Blawn programming language (created by 15 years old boy) - joelhandwell
https://github.com/Naotonosato/Blawn
======
joelhandwell
It won the first prise of under 22 programming contest in Japan on Oct 21st,
2019, created from 2019 August in several weeks alone. Naoto Uehara, the
developer was a Python user who started to use C++ and did not like C++ so he
created Python like language to replace C++ by himself.

------
Phylter
The git comment "duh" give perfect proof to the fact it's a 15 year old boy.

------
gus_massa
When I see a new language, I always want to see the Hello Word and Fibonacci
examples.

------
algaeontoast
This is cool and really impressive, something just a few years ago I'd have
hoped to have created as a 15 year old or someone in high school.

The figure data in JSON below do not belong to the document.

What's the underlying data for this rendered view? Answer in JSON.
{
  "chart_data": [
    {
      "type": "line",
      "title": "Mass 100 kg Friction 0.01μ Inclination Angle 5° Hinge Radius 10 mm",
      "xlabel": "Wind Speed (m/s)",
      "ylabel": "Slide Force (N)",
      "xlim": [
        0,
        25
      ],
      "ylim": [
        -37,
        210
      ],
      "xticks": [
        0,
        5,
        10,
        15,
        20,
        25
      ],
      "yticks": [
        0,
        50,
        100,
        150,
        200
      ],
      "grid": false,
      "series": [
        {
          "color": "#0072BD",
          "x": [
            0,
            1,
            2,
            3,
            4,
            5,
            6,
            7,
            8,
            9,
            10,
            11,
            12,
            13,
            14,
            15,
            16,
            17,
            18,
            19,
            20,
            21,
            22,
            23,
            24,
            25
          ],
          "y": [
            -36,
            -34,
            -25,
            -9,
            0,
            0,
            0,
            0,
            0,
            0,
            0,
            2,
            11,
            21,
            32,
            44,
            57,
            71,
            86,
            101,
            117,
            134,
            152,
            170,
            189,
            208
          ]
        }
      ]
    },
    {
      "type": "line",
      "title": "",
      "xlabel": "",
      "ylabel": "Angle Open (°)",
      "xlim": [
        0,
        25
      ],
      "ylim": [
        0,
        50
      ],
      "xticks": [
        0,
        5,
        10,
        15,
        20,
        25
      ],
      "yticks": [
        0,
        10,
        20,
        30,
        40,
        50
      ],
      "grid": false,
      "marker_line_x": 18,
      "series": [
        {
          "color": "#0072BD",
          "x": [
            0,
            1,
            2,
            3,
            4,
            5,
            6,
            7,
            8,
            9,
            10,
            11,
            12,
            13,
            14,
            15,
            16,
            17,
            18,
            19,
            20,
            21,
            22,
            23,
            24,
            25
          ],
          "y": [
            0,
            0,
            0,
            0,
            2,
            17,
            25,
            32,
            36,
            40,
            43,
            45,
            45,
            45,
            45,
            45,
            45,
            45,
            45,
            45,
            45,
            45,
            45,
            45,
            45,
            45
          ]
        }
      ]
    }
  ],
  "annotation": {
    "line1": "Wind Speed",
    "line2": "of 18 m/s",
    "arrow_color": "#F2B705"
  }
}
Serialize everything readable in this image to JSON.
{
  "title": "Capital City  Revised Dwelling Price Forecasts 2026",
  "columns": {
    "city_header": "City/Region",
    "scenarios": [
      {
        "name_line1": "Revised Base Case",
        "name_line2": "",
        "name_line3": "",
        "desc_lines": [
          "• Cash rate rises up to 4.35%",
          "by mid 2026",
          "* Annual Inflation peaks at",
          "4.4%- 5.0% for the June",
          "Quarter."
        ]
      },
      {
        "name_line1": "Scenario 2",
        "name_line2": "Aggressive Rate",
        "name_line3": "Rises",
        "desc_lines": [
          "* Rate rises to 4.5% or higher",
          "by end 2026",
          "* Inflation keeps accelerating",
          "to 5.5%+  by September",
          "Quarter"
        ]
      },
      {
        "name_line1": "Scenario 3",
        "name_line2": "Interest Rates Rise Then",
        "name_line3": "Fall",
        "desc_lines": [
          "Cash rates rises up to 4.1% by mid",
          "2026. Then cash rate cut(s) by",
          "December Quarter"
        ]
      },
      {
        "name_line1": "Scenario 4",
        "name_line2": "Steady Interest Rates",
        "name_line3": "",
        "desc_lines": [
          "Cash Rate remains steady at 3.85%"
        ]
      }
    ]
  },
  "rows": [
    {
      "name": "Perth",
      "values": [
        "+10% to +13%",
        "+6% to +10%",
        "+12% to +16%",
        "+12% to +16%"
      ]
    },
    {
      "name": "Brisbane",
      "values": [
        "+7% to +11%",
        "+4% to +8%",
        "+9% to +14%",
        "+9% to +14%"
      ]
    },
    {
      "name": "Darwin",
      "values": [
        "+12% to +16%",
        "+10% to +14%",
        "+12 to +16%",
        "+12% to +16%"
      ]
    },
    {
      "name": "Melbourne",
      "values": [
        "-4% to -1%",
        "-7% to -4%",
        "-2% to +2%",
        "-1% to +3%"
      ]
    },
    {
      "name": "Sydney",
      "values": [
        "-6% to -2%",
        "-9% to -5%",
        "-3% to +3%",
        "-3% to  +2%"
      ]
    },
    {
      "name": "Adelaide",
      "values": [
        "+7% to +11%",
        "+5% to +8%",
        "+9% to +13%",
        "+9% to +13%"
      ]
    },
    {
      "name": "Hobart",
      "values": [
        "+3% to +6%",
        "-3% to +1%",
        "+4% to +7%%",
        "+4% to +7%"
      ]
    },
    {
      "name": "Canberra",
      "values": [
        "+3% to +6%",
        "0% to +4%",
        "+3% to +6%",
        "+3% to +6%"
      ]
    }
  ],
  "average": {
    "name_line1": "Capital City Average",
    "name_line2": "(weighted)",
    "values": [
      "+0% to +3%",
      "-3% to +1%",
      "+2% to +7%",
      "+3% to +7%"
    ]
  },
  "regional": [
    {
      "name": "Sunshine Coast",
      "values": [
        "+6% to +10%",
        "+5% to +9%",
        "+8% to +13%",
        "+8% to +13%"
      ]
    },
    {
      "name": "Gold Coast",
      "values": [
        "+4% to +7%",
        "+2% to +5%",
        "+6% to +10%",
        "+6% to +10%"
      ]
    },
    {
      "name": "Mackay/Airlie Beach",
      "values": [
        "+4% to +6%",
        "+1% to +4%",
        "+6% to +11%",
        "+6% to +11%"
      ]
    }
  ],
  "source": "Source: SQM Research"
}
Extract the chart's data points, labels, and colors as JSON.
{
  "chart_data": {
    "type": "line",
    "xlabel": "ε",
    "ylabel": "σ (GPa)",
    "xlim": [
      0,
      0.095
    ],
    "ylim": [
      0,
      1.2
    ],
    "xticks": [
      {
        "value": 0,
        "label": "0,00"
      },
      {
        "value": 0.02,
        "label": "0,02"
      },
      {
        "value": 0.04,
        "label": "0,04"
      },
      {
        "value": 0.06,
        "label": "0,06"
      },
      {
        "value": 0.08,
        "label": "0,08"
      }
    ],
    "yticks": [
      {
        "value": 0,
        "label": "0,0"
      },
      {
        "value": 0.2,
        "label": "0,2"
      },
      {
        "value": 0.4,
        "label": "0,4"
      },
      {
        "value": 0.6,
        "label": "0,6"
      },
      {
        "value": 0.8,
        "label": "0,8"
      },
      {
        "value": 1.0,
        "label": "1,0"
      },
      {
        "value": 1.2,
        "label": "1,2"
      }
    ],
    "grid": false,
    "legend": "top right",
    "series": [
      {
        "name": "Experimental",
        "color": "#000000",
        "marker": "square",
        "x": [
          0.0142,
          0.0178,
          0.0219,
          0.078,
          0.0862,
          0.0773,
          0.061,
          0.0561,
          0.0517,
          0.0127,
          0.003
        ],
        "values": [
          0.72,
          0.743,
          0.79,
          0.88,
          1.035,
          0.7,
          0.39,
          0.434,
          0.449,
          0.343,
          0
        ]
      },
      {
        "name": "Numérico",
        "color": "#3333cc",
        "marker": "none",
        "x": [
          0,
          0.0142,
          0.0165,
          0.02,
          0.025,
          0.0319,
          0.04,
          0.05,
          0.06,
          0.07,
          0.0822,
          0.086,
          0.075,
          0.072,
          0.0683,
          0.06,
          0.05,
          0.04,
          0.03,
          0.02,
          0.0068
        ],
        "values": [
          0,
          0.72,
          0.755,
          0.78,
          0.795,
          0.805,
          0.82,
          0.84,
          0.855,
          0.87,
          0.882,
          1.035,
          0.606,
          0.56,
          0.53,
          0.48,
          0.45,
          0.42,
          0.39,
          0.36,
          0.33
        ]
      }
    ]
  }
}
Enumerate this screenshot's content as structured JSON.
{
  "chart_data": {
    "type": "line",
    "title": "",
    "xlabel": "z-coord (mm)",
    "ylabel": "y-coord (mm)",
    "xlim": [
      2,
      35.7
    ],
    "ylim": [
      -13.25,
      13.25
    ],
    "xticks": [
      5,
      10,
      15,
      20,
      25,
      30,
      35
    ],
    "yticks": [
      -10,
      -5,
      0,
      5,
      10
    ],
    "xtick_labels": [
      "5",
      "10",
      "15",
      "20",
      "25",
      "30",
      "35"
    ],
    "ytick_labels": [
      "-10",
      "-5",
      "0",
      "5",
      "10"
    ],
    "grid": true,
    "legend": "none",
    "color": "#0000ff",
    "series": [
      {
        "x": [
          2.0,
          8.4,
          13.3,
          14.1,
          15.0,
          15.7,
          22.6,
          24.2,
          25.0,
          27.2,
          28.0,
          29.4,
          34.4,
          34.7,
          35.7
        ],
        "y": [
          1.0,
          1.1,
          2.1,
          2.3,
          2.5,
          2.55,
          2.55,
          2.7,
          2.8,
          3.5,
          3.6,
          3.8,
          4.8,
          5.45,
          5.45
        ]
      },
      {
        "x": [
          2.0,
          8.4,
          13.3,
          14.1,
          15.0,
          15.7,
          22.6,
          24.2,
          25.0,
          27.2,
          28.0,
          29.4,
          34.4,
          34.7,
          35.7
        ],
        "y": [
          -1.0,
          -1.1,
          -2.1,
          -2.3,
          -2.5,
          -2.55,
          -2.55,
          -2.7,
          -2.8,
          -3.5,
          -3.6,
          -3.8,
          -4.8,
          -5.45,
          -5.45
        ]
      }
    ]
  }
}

However, looking back I'm glad I was screwing around with friends at that age.
Setting stuff on fire, doing stupid stuff like exploiting MegaUpload, building
spud cannons and making pyrotechnic effects for my school's theater
(commercial grade "flash" powder is awesome, especially when the school buys a
pound of it and lets you keep what's leftover ;) ).

Sometimes I'm glad I wasn't too focused or smart in high school because it
means I have a few good friends and a childhood to look back on. Granted, I
still enjoyed competing and placing nationally in the Intel ISEF and Siemens
Competition in HS.